1881'de ise "Muharrem Kararnamesi"yle de
Tüm gelirleri devredilir!
Yani Atatürk'ün doğduğu yıl..
Ekonomik iflasını açıklar Osmanlı.
Bütün varlıklarına el konulur.
Yahudi, İtalyan, Ermeni, Fransız tacirler artık İstanbul'dadır...
Abdülhamit, borcun üzerine yeni borç ekler.
Osmanlı 15 defa büyük borç alır.
Ama faizini bile ödeyemez.
Hazineye el koyan Avrupa, bugün
"İstanbul Erkek Lisesi" olan binaya "Düyun-u Umumiye"yi yerleştirip borçları yönetir.

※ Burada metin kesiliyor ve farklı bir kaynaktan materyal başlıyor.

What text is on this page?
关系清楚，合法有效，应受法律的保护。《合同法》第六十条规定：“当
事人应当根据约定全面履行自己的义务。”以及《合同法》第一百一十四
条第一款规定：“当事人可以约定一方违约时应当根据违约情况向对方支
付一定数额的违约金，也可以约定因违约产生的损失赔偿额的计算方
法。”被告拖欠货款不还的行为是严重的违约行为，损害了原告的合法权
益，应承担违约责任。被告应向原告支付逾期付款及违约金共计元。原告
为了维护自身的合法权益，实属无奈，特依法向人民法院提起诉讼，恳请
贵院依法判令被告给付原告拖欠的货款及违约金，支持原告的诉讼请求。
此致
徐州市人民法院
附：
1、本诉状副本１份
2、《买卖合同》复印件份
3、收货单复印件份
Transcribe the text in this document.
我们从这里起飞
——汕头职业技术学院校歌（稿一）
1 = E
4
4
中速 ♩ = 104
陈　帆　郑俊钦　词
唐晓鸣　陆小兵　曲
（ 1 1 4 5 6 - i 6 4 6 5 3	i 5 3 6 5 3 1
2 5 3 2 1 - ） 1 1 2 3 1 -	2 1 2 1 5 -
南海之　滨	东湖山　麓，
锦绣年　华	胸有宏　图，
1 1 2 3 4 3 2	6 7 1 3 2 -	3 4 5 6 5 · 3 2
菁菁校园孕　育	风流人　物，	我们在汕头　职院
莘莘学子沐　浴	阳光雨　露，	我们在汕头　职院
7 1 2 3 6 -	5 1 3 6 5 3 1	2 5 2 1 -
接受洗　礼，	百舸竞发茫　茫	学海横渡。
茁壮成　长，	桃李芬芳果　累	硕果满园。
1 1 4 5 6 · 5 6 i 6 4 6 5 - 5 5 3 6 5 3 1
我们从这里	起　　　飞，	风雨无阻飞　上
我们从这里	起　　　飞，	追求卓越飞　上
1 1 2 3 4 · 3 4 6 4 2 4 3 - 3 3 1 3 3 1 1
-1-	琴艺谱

Saraya ise, ayakta kalsın diye belli bir ödenek...
Abdülhamid önce Tekel'i verir..
Sonra teker teker milli varlıkları kaybedilir;
Demir yolları,
iplik, fındık,
pamuk, kömür,
tekstil, demir çelik,
tuğla, kireç...
ne iş varsa Avrupalılara satılır, devredilir..

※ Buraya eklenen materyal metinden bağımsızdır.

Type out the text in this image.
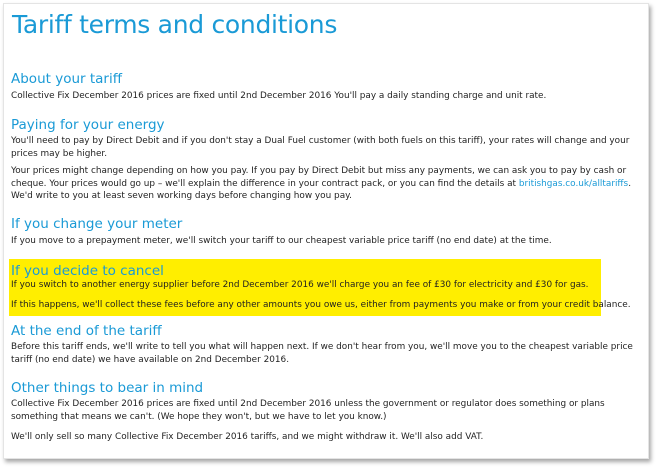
Tariff terms and conditions
About your tariff

Collective Fix December 2016 prices are fixed until 2nd December 2016 You'll pay a daily standing charge and unit rate.

Paying for your energy

You'll need to pay by Direct Debit and if you don't stay a Dual Fuel customer (with both fuels on this tariff), your rates will change and your prices may be higher.

Your prices might change depending on how you pay. If you pay by Direct Debit but miss any payments, we can ask you to pay by cash or cheque. Your prices would go up – we'll explain the difference in your contract pack, or you can find the details at britishgas.co.uk/alltariffs. We'd write to you at least seven working days before changing how you pay.

If you change your meter

If you move to a prepayment meter, we'll switch your tariff to our cheapest variable price tariff (no end date) at the time.

If you decide to cancel

If you switch to another energy supplier before 2nd December 2016 we'll charge you an fee of £30 for electricity and £30 for gas.

If this happens, we'll collect these fees before any other amounts you owe us, either from payments you make or from your credit balance.

At the end of the tariff

Before this tariff ends, we'll write to tell you what will happen next. If we don't hear from you, we'll move you to the cheapest variable price tariff (no end date) we have available on 2nd December 2016.

Other things to bear in mind

Collective Fix December 2016 prices are fixed until 2nd December 2016 unless the government or regulator does something or plans something that means we can't. (We hope they won't, but we have to let you know.)

We'll only sell so many Collective Fix December 2016 tariffs, and we might withdraw it. We'll also add VAT.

Atatürk ise daha kundakta bebektir..
Haliç, ecnebi fabrikalarla dolar.
Tarlabaşı, Avrupa'dan gelen tüccarların görkemli evleriyle bezenir.
Zenginler İstiklal ve Sıraselviler'e yerleşir.
Bugün İstanbul'da gördüğümüz şahane binaların çoğu o dönemlere ait..
Yüzlerce kilise ve sinagog açılır.
Avrupa zenginlerini ağırlamak için 5 yıldızlı otel bile yaparlar: Pera Palace. (Plaza adı oradan gelir: Rumca Saray demektir.)
Fransa'dan trene binip Sirkeci'de inen Avrupa jet sosyetesini, tren garından bu otele Türk hamalları sırtında özel tahtlarla taşır. "Seni sırtımda taşırım" lafı 2.Abdülhamitten kalmadır!
Batı emperyalizmi, bu memleketi
Vahdettin döneminde değil,
2.Abdülhamit döneminde çoktan ele geçirmişti.
Atatürk ise Cumhuriyeti kurduğunda
elimizde sadece ÇARIK ve BORÇLAR kalmıştı.
Bu yüzden sanayi ve tarım hamlesi başlattı.
Yerli malı haftası...
Arap kültür emperyalizmini din olarak dayatılmasından kurtulamayan Türk halkına, milli üretim ve kalkınmanın önemini anlattı anlattı anlattı...
Arap hayranları biraz da bu yüzden
sevmezler Atatürk'ü..
Severler Abdülhamit'i..
Türklere ait banka bile yoktu o devirde..
Adı Osmanlı olan banka da ecnebilerindi.
İş Bankası bu yüzden kuruldu..
Muharrem ve Ramazan Kararnameleri
Pek bilinmez,
Gündeme de getirilmez..
Hep saklanır...
Bu halk şimdi "palavra" dizileri seyrederken,
Tencere kapağını kalkan yapıp
Eline tahta kılıç alarak
Fırça sapına evde at diye binerek
TV'lerde başka türlü izler 2.Abdülhamit'i...
Atatürk hakkında ise ileri-geri konuşur..
Kıymet Bilmez nankörlere,
kim olduğunu Ata'nın öğreteceğiz elbette...
Bu günün kuru ile 363 milyar dolar Osmanlı borcu ödedik. Ödenen rakam ise % 90 indirimliydi. Yani 3 trilyon dolardan fazla borç bıraktı çok sevdikleri padişahları.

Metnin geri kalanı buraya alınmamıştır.